By Angela Gonzalez
Samuel Johns is Ahtna and Gwich’in Athabascan with family from Copper Center and Arctic Village. He has lived in Anchorage since 2005. Also known as AK Rebel, Samuel is a father, rapper, motivational speaker, performer and founder of the Forget-Me-Not Facebook group. He is also a member of the Ahtna Heritage Dancers.
In December, the RurAL CAP Board of Directors recognized Sam. Sober for eight years, he travels all over Alaska giving motivational talks to young people. At 15 years of age, Sam began writing poetry that he transformed to rap music. He wanted to make a bold statement to youth letting them know they will always be tested with life’s challenges. His music encourages them to face these challenges head on as a way to help prevent substance abuse.
Since its inception in June, the Forget-Me-Not Facebook page has taken off and currently has more than 20,000 followers. Sam came up with the idea after speaking with a homeless woman who approached him asking for spare change. The woman told him she was from Angoon. Sam told her he would do what he could.
But after he returned home, Sam could only remember the town she was from. He knew there must be a better way to help Alaska Native homeless people connect with families back home who have lost track of them. After about a week, he came up with the idea of using Facebook. He started a group that he named after the Alaska State flower and within a day-and-a-half, more than 3,000 people joined the Facebook page. Sam said, “I just wanted it to be a way to track down people, so I won’t forget.”
The Forget-Me-Not Facebook page allows us to see homeless people as equal human beings, worthy of respect, love, and care. It illustrates how the action of one person can start a powerful movement that changes many lives. Although, Sam is quick to point out that it is not only his page. He says, “It couldn’t have happened without everybody being a part of it. It’s been incredible watching it grow.”

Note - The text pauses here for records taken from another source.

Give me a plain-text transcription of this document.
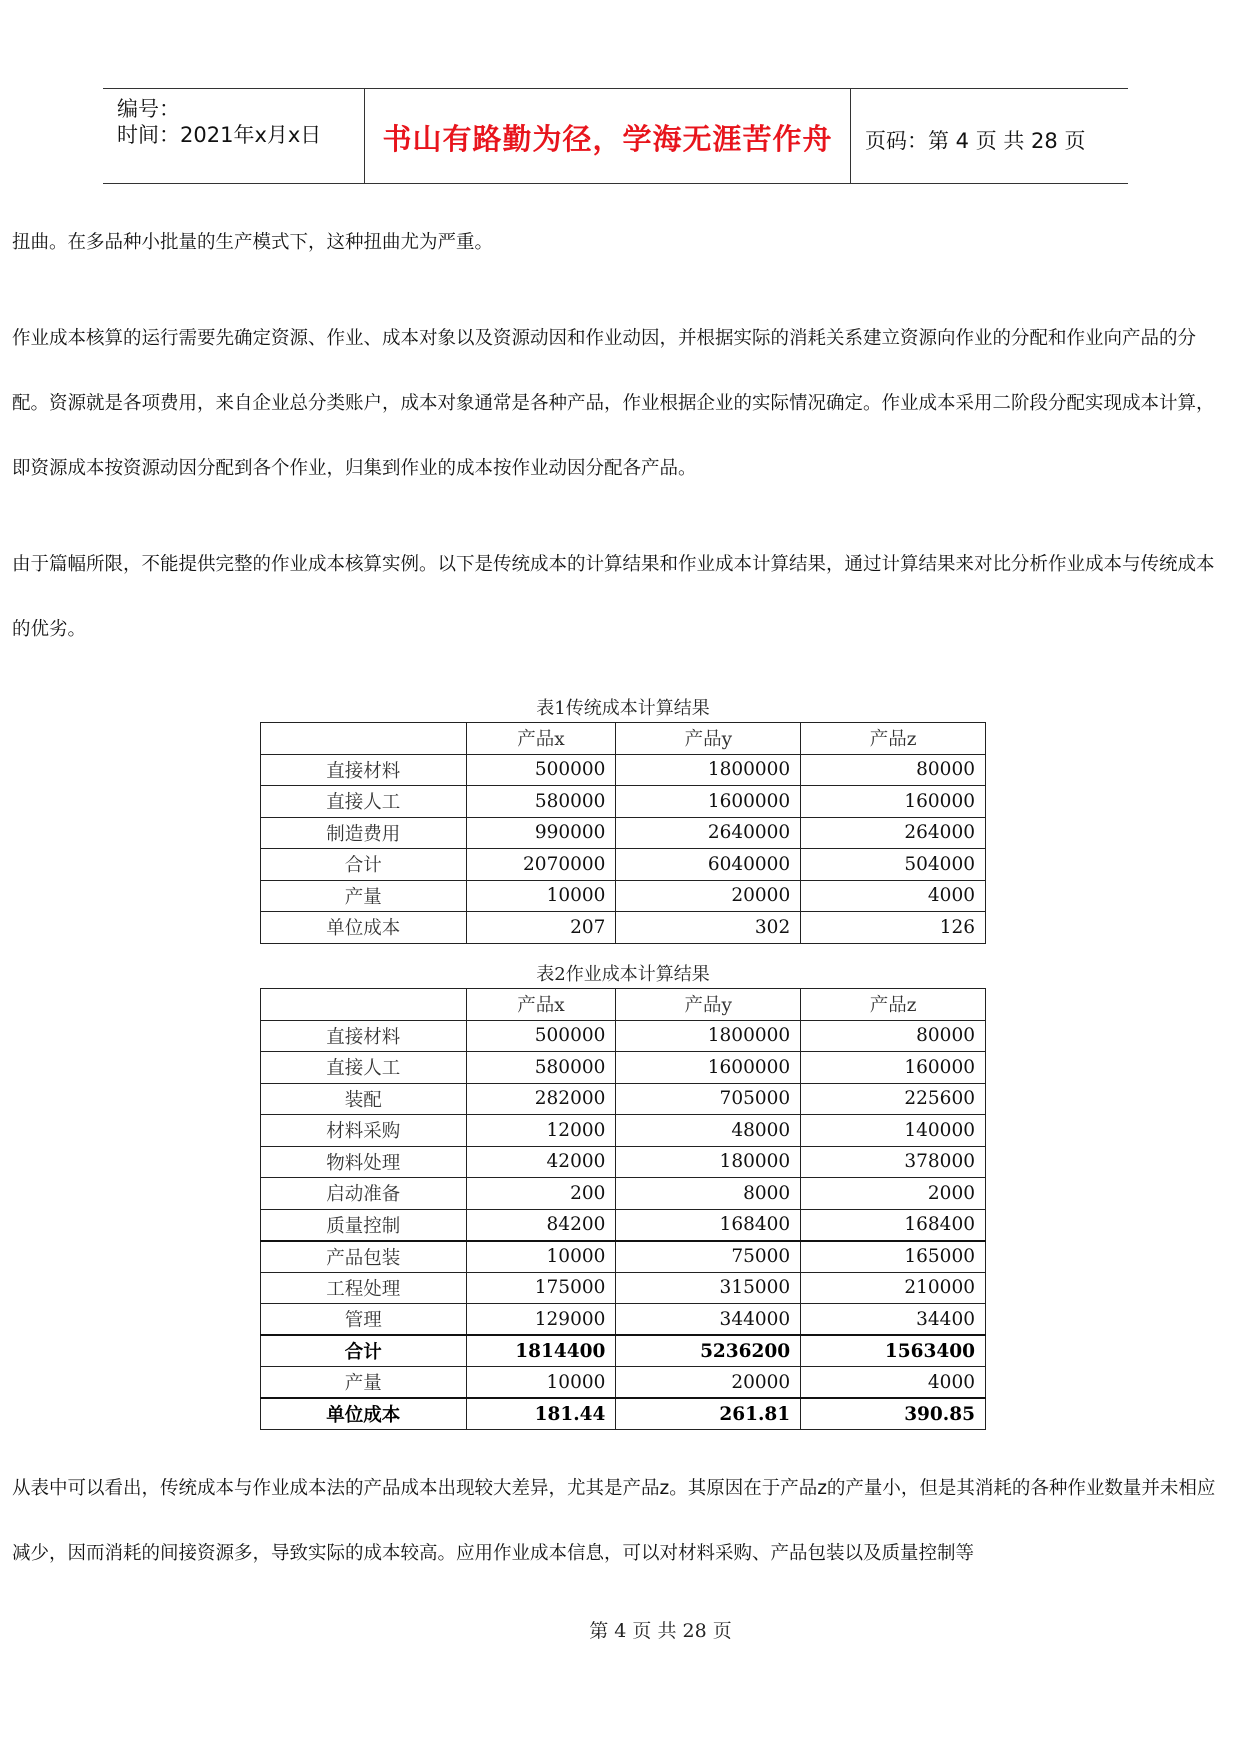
编号：
时间：2021年x月x日	书山有路勤为径，学海无涯苦作舟	页码：第 4 页 共 28 页

扭曲。在多品种小批量的生产模式下，这种扭曲尤为严重。

作业成本核算的运行需要先确定资源、作业、成本对象以及资源动因和作业动因，并根据实际的消耗关系建立资源向作业的分配和作业向产品的分配。资源就是各项费用，来自企业总分类账户，成本对象通常是各种产品，作业根据企业的实际情况确定。作业成本采用二阶段分配实现成本计算，即资源成本按资源动因分配到各个作业，归集到作业的成本按作业动因分配各产品。

由于篇幅所限，不能提供完整的作业成本核算实例。以下是传统成本的计算结果和作业成本计算结果，通过计算结果来对比分析作业成本与传统成本的优劣。

表1传统成本计算结果
	产品x	产品y	产品z
直接材料	500000	1800000	80000
直接人工	580000	1600000	160000
制造费用	990000	2640000	264000
合计	2070000	6040000	504000
产量	10000	20000	4000
单位成本	207	302	126
表2作业成本计算结果
	产品x	产品y	产品z
直接材料	500000	1800000	80000
直接人工	580000	1600000	160000
装配	282000	705000	225600
材料采购	12000	48000	140000
物料处理	42000	180000	378000
启动准备	200	8000	2000
质量控制	84200	168400	168400
产品包装	10000	75000	165000
工程处理	175000	315000	210000
管理	129000	344000	34400
合计	1814400	5236200	1563400
产量	10000	20000	4000
单位成本	181.44	261.81	390.85

从表中可以看出，传统成本与作业成本法的产品成本出现较大差异，尤其是产品z。其原因在于产品z的产量小，但是其消耗的各种作业数量并未相应减少，因而消耗的间接资源多，导致实际的成本较高。应用作业成本信息，可以对材料采购、产品包装以及质量控制等

第 4 页 共 28 页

Sam says, “I am no CEO of a corporation, I have no political agenda, I have not been funded by some federal grant and no I am not qualified to do what I have been doing. What I did was take the word “I” out of what I’ve been doing. Then “WE” put our hearts together and made an unforgettable impact in Alaska. I can’t change the world, but we can.”

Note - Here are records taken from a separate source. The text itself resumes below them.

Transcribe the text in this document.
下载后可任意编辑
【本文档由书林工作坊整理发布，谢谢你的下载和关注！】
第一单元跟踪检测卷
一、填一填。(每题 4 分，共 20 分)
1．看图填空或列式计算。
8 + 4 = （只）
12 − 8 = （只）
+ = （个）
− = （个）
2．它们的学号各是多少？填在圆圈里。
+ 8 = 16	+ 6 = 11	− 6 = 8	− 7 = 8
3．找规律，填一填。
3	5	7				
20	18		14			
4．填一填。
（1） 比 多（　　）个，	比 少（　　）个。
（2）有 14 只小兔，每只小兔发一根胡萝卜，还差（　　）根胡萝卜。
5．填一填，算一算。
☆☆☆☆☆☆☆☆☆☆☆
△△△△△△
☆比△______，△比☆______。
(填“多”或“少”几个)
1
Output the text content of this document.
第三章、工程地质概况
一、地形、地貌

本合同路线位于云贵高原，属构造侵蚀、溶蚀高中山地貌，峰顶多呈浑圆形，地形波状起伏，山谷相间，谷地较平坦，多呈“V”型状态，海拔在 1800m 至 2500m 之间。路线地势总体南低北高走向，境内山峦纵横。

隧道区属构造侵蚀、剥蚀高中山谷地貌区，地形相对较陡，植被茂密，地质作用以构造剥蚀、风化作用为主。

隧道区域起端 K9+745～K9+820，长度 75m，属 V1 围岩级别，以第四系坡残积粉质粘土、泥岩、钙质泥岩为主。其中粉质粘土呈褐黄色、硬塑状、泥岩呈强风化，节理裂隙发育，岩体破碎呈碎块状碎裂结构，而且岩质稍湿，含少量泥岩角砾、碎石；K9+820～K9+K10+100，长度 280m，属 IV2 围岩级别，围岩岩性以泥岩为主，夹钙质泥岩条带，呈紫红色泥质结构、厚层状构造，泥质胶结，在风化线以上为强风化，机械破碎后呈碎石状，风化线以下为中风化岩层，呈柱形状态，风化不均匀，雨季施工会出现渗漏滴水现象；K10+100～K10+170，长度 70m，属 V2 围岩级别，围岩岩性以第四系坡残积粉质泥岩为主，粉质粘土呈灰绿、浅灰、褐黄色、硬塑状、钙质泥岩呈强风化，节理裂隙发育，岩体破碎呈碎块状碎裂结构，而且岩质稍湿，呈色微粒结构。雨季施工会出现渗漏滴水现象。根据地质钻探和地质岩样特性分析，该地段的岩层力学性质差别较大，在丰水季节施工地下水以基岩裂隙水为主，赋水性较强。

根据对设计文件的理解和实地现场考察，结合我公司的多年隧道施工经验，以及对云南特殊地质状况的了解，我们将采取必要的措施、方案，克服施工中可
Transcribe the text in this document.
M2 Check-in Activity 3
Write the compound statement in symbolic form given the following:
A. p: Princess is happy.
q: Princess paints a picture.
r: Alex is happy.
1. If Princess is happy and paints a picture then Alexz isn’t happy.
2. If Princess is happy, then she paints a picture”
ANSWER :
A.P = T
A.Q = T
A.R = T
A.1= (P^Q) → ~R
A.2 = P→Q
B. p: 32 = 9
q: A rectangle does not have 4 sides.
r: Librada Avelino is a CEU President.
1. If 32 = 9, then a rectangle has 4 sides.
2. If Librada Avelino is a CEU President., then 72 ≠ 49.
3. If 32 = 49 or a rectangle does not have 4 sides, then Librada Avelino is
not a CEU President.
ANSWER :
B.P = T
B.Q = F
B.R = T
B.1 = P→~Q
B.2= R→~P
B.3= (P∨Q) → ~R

The Forget-Me-Not movement continues to gain momentum and there is a group of dedicated volunteers who are working to make it a non-profit organization. See photos and updates on Facebook at https://www.facebook.com/groups/forgetmenotak/.
Forget Me Not Alaska Facebook Page Description and Instructions
This group is to help reconnect the people in need to their family, friends and culture. What I usually do is offer them a care package to start a conversation and then explain to them about the Facebook group and what it’s meant for. Some may want to let their families know that they are okay. Some may make a request for some of their traditional foods. Some may even ask if they can get help back to their home. If this group helps reconnect people to their families, then we are making a difference.

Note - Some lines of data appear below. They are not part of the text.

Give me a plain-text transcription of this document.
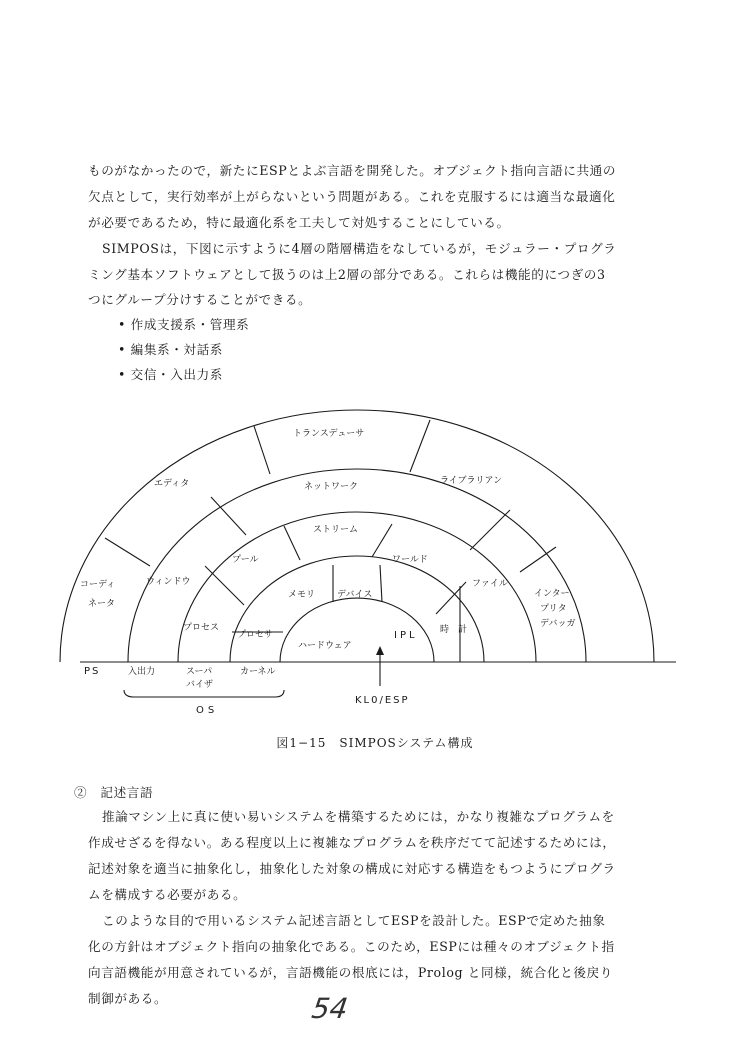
ものがなかったので，新たにESPとよぶ言語を開発した。オブジェクト指向言語に共通の
欠点として，実行効率が上がらないという問題がある。これを克服するには適当な最適化
が必要であるため，特に最適化系を工夫して対処することにしている。
SIMPOSは，下図に示すように4層の階層構造をなしているが，モジュラー・プログラ
ミング基本ソフトウェアとして扱うのは上2層の部分である。これらは機能的につぎの3
つにグループ分けすることができる。
• 作成支援系・管理系
• 編集系・対話系
• 交信・入出力系
コーディ
ネータ
エディタ
トランスデューサ
ライブラリアン
インター
プリタ
デバッガ
ウィンドウ
ネットワーク
ファイル
時　計
プロセス
プール
ストリーム
ワールド
IPL
プロセサ
メモリ デバイス
ハードウェア
PS	入出力	スーパ
バイザ
カーネル
OS
KL0/ESP
図1−15　SIMPOSシステム構成
②　記述言語
推論マシン上に真に使い易いシステムを構築するためには，かなり複雑なプログラムを
作成せざるを得ない。ある程度以上に複雑なプログラムを秩序だてて記述するためには，
記述対象を適当に抽象化し，抽象化した対象の構成に対応する構造をもつようにプログラ
ムを構成する必要がある。
このような目的で用いるシステム記述言語としてESPを設計した。ESPで定めた抽象
化の方針はオブジェクト指向の抽象化である。このため，ESPには種々のオブジェクト指
向言語機能が用意されているが，言語機能の根底には，Prolog と同様，統合化と後戻り
制御がある。	54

Before posting their photo, ask them if that photo is okay.
What we need is:
1. A name of the person in the photo
2. Where he/she is from
3. Ask if he/she is Native, if so, what group or tribe they belong to.
4. Ask if he/she wants to send a message to a loved one.
5. Ask if they have a wish.
After you’re done, post all of their info with the photo and see how we come together to help the ones in need. I hope you all are kind and respectful towards anyone that you come across. Thank you everyone. Now let’s all make a difference together.